Week after week we’ve documented how internet of things devices are being built with both privacy and security as a distant afterthought, resulting in everything from your television to your refrigerator creating both new attack vectors and wonderful new surveillance opportunities for hackers and state actors. And CIA leaks have indeed confirmed that “smart” TVs and other devices with embedded microphones make for wonderful surveillance tools.
So it’s not too surprising to see Microsoft’s Security Response Center proclaim this week that it has caught Russian hacking group “Strontium” (aka Fancy Bear and APT28) using poorly secured printers, VoIP phones, and video decoders to gain access to sensitive networks. As is usually the case, Microsoft found that once these devices’ security was bypassed (often an easy feat given there’s sometimes little to no security measures in place), they were able to use them as a beach head to gain broader access to the networks they were connected to:
“After gaining access to each of the IoT devices, the actor ran tcpdump to sniff network traffic on local subnets. They were also seen enumerating administrative groups to attempt further exploitation. As the actor moved from one device to another, they would drop a simple shell script to establish persistence on the network which allowed extended access to continue hunting. Analysis of network traffic showed the devices were also communicating with an external command and control (C2) server.”
In at least two instances, the hacks were only made possible thanks to hardware shipping with default username and password logins, something that has frequently plagued residential routers as well.
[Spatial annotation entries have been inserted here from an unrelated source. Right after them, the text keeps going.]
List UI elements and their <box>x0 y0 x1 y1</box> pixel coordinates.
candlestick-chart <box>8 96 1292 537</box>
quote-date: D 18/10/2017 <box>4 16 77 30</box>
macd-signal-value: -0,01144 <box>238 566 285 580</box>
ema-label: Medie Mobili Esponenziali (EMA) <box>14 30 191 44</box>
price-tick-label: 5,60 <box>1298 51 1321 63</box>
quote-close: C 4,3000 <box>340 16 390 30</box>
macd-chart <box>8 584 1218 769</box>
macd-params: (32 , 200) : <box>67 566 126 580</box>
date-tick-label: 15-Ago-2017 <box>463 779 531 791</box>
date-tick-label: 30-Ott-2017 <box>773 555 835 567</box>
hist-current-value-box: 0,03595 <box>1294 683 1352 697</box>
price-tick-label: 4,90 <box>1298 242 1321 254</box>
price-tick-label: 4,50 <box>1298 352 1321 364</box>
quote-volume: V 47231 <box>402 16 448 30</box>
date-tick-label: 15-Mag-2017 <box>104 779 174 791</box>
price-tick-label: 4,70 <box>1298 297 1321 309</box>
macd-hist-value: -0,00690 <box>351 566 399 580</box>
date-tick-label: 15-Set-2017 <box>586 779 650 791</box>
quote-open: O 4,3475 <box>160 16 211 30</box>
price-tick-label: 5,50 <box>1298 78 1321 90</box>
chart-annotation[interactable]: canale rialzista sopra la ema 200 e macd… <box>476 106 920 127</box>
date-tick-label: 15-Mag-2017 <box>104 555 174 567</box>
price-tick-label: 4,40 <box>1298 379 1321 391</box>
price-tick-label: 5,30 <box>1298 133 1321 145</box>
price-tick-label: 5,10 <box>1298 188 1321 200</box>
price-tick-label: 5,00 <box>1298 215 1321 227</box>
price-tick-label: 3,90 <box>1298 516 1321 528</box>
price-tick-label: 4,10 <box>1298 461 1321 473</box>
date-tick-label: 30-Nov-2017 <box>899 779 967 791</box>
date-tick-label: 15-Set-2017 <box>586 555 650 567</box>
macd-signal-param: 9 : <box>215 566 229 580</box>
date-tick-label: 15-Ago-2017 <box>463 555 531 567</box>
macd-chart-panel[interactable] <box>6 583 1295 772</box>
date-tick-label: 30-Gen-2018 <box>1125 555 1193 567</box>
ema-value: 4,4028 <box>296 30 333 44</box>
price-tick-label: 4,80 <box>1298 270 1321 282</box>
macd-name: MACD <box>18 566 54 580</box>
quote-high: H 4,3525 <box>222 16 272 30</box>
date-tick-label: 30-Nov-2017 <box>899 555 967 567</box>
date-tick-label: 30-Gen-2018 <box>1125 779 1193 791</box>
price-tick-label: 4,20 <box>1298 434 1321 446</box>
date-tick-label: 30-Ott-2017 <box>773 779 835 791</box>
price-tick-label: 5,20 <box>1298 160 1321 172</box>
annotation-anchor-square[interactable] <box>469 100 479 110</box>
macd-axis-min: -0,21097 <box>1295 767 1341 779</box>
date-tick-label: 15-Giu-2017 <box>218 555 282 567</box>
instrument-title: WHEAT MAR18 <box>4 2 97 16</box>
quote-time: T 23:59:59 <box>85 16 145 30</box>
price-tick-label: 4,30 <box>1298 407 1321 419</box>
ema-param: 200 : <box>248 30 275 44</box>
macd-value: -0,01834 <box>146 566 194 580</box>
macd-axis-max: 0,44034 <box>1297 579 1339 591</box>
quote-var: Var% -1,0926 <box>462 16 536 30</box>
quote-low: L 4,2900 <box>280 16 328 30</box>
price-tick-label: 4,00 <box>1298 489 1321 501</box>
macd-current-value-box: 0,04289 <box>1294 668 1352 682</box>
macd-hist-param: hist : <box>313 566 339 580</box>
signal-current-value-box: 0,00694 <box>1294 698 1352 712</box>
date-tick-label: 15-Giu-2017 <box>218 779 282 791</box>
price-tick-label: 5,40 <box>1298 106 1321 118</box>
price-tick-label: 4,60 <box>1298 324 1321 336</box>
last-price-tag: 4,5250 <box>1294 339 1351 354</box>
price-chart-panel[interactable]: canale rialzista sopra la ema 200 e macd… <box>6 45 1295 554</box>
Just as unsurprising as the hack was Microsoft’s warning that this is a problem that’s only going to get worse, regardless of the government or organization pulling the strings:
“While much of the industry focuses on the threats of hardware implants, we can see in this example that adversaries are happy to exploit simpler configuration and security issues to achieve their objectives,” the report noted. “These simple attacks taking advantage of weak device management are likely to expand as more IoT devices are deployed in corporate environments.”
As security researchers like Bruce Schneier have long noted, there’s some severe market failure driving this dysfunction. Companies don’t want to spend money on security and privacy standards as they connect everything under the sun to the internet, and by the time vulnerabilities are discovered, they’re off to selling the next big thing. Because the devices often don’t provide insight into what they’re doing, consumers routinely have no idea what the device is even doing on the network. And by the time vulnerabilities are addressed, consumers are off to buy the next big thing (with equally terrible security holes).
Year after year after year, we’re connecting millions upon millions of devices to home and business networks with paper-mache grade security. And while there’s some fleeting efforts to address the problem (like incorporating flaws into product reviews), it’s still not something folks are taking seriously enough. And while such proclamations are often dismissed as hyperbole, it’s something folks like Schneier predict isn’t likely to change until these vulnerabilities result in some notable human casualties.